Trabalhamos para construir e nos construímos pelo trabalho dizia Marx , e “uma vida sem amor é uma vida morta” ensinava Osho , ora uma visão que não tenha isto em conta é obsoleta e engendra um tipo de violência niilista, a violência do nada , do coisa nenhuma , o pertencer a inconsistência , uma falta de crédito no que se quer , um esvair-se do que se acredita.

Todo poder é uma direção para luz ou para sombra , um gesto que tem custado caro e muito arrependimentos, quando chega à consciência do que se poderia fazer para que tudo fosse maior e mais bonito, e se ficou preso num nível menor , o que não foi bom nem pra si, nem para os outros.

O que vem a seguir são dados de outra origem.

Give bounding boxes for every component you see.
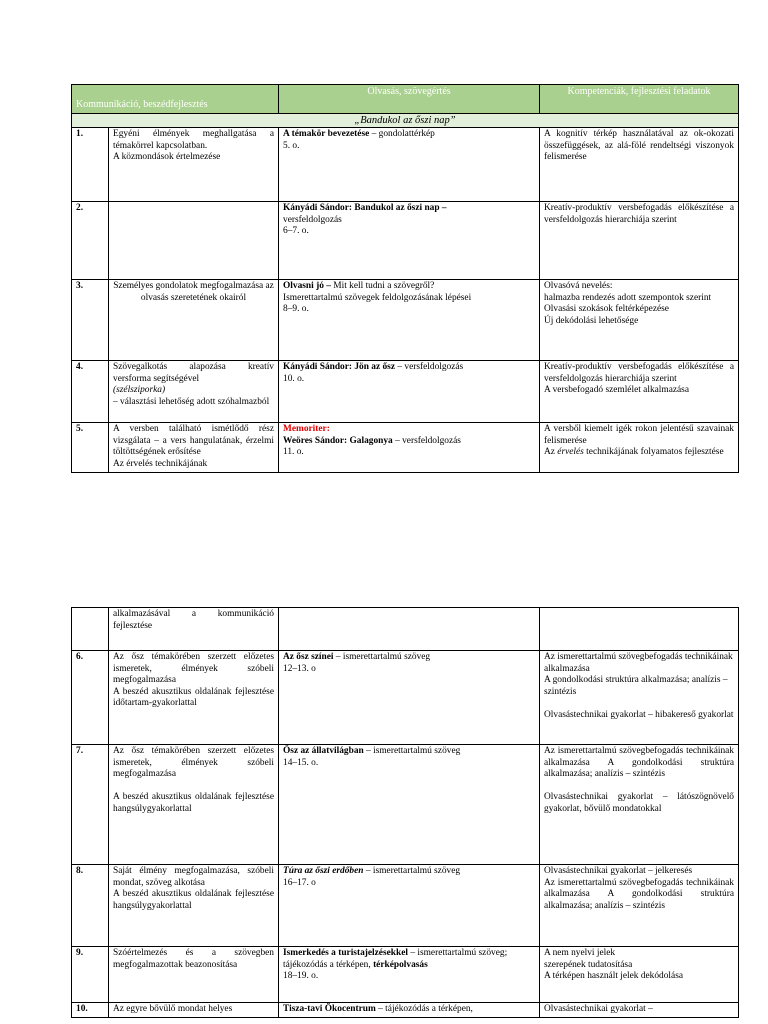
reading-cell: A témakör bevezetése – gondolattérkép 5. o. [279,128,540,202]
communication-cell: Az ősz témakörében szerzett előzetes ismeretek, élmények szóbeli megfogalmazása A beszéd akusztikus oldalának fejlesztése időtartam-gyakorlattal [109,651,279,745]
table-row [72,361,739,423]
reading-cell: Túra az őszi erdőben – ismerettartalmú szöveg 16–17. o [279,865,540,947]
row-number [72,608,109,651]
row-number: 1. [72,128,109,202]
competency-cell: A versből kiemelt igék rokon jelentésű szavainak felismerése Az érvelés technikájának folyamatos fejlesztése [540,423,739,473]
communication-cell: Egyéni élmények meghallgatása a témakörrel kapcsolatban. A közmondások értelmezése [109,128,279,202]
memoriter-label: Memoriter: [283,424,330,434]
lesson-plan-table-part-2 [71,607,739,1018]
table-row [72,202,739,280]
competency-cell: Az ismerettartalmú szövegbefogadás technikáinak alkalmazása A gondolkodási struktúra alkalmazása; analízis – szintézis Olvasástechnikai gyakorlat – hibakereső gyakorlat [540,651,739,745]
competency-cell: Kreatív-produktív versbefogadás előkészítése a versfeldolgozás hierarchiája szerint [540,202,739,280]
row-number: 10. [72,1003,109,1018]
communication-cell: alkalmazásával a kommunikáció fejlesztése [109,608,279,651]
table-row [72,608,739,651]
reading-cell: Olvasni jó – Mit kell tudni a szövegről? Ismerettartalmú szövegek feldolgozásának lépései 8–9. o. [279,280,540,361]
row-number: 2. [72,202,109,280]
row-number: 3. [72,280,109,361]
lesson-plan-table-part-1 [71,84,739,473]
reading-cell: Tisza-tavi Ökocentrum – tájékozódás a térképen, [279,1003,540,1018]
competency-cell: Olvasóvá nevelés: halmazba rendezés adott szempontok szerint Olvasási szokások feltérképezése Új dekódolási lehetősége [540,280,739,361]
competency-cell: Az ismerettartalmú szövegbefogadás technikáinak alkalmazása A gondolkodási struktúra alkalmazása; analízis – szintézis Olvasástechnikai gyakorlat – látószögnövelő gyakorlat, bővülő mondatokkal [540,745,739,865]
communication-cell: Szövegalkotás alapozása kreatív versforma segítségével (szélsziporka) – választási lehetőség adott szóhalmazból [109,361,279,423]
row-number: 4. [72,361,109,423]
reading-cell: Kányádi Sándor: Jön az ősz – versfeldolgozás 10. o. [279,361,540,423]
communication-cell: Személyes gondolatok megfogalmazása az olvasás szeretetének okairól [109,280,279,361]
header-reading: Olvasás, szövegértés [279,85,540,114]
competency-cell: Olvasástechnikai gyakorlat – jelkeresés Az ismerettartalmú szövegbefogadás technikáinak alkalmazása A gondolkodási struktúra alkalmazása; analízis – szintézis [540,865,739,947]
competency-cell [540,608,739,651]
competency-cell: Olvasástechnikai gyakorlat – [540,1003,739,1018]
communication-cell: Szóértelmezés és a szövegben megfogalmazottak beazonosítása [109,947,279,1003]
row-number: 5. [72,423,109,473]
reading-cell: Ősz az állatvilágban – ismerettartalmú szöveg 14–15. o. [279,745,540,865]
competency-cell: A nem nyelvi jelek szerepének tudatosítása A térképen használt jelek dekódolása [540,947,739,1003]
row-number: 8. [72,865,109,947]
row-number: 7. [72,745,109,865]
table-row [72,280,739,361]
section-title: „Bandukol az őszi nap” [72,114,739,128]
header-competencies: Kompetenciák, fejlesztési feladatok [540,85,739,114]
table-row [72,745,739,865]
communication-cell: A versben található ismétlődő rész vizsgálata – a vers hangulatának, érzelmi töltöttségének erősítése Az érvelés technikájának [109,423,279,473]
competency-cell: Kreatív-produktív versbefogadás előkészítése a versfeldolgozás hierarchiája szerint A versbefogadó szemlélet alkalmazása [540,361,739,423]
reading-cell: Kányádi Sándor: Bandukol az őszi nap – versfeldolgozás 6–7. o. [279,202,540,280]
row-number: 9. [72,947,109,1003]
header-communication: Kommunikáció, beszédfejlesztés [72,85,279,114]
table-row [72,128,739,202]
table-row [72,423,739,473]
reading-cell: Az ősz színei – ismerettartalmú szöveg 12–13. o [279,651,540,745]
table-row [72,947,739,1003]
row-number: 6. [72,651,109,745]
reading-cell: Memoriter: Weöres Sándor: Galagonya – versfeldolgozás 11. o. [279,423,540,473]
communication-cell: Az egyre bővülő mondat helyes [109,1003,279,1018]
communication-cell: Saját élmény megfogalmazása, szóbeli mondat, szöveg alkotása A beszéd akusztikus oldalának fejlesztése hangsúlygyakorlattal [109,865,279,947]
table-row [72,1003,739,1018]
competency-cell: A kognitív térkép használatával az ok-okozati összefüggések, az alá-fölé rendeltségi viszonyok felismerése [540,128,739,202]
communication-cell: Az ősz témakörében szerzett előzetes ismeretek, élmények szóbeli megfogalmazása A beszéd akusztikus oldalának fejlesztése hangsúlygyakorlattal [109,745,279,865]
communication-cell [109,202,279,280]
reading-cell: Ismerkedés a turistajelzésekkel – ismerettartalmú szöveg; tájékozódás a térképen, térképolvasás 18–19. o. [279,947,540,1003]
reading-cell [279,608,540,651]
table-row [72,865,739,947]
table-row [72,651,739,745]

Os encalhados fazem apêlo e têm força , pedem chances e oportunidades para se incluírem, participarem e realizarem , denunciam um tipo de perversão coletiva , um sistema com critérios obsoletos com conceitos ultrapassados , que busca manter seu modo estabelecido , às custas dos que querem e precisam chegar.

A questão dos imigrantes , a xenofobia sacial , as supremacias étnicas , tem trazido tanta violência e tantas perdas , com dores tão indescritíveis , inclusive os genocídios , que talvez já estamos imersos num tipo de loucura assassina e auto-destrutiva , cujas medicações só estejam num tempo futuro da consciência .

É preciso abrir e oferecer com justiça e com amor , pois só assim teremos argumentos para contrapor a ordem sintomática, que tem produzindo sujeitos que tangenciam os vínculos sociais, por não se sentirem comprometidos com o cinismo que se tornou uma epidemia , a vida subjugada ao modo de desempenho , uma fábrica de artistas , cuja arte maior é mentir como se fosse verdade , a máscara como se fosse identidade.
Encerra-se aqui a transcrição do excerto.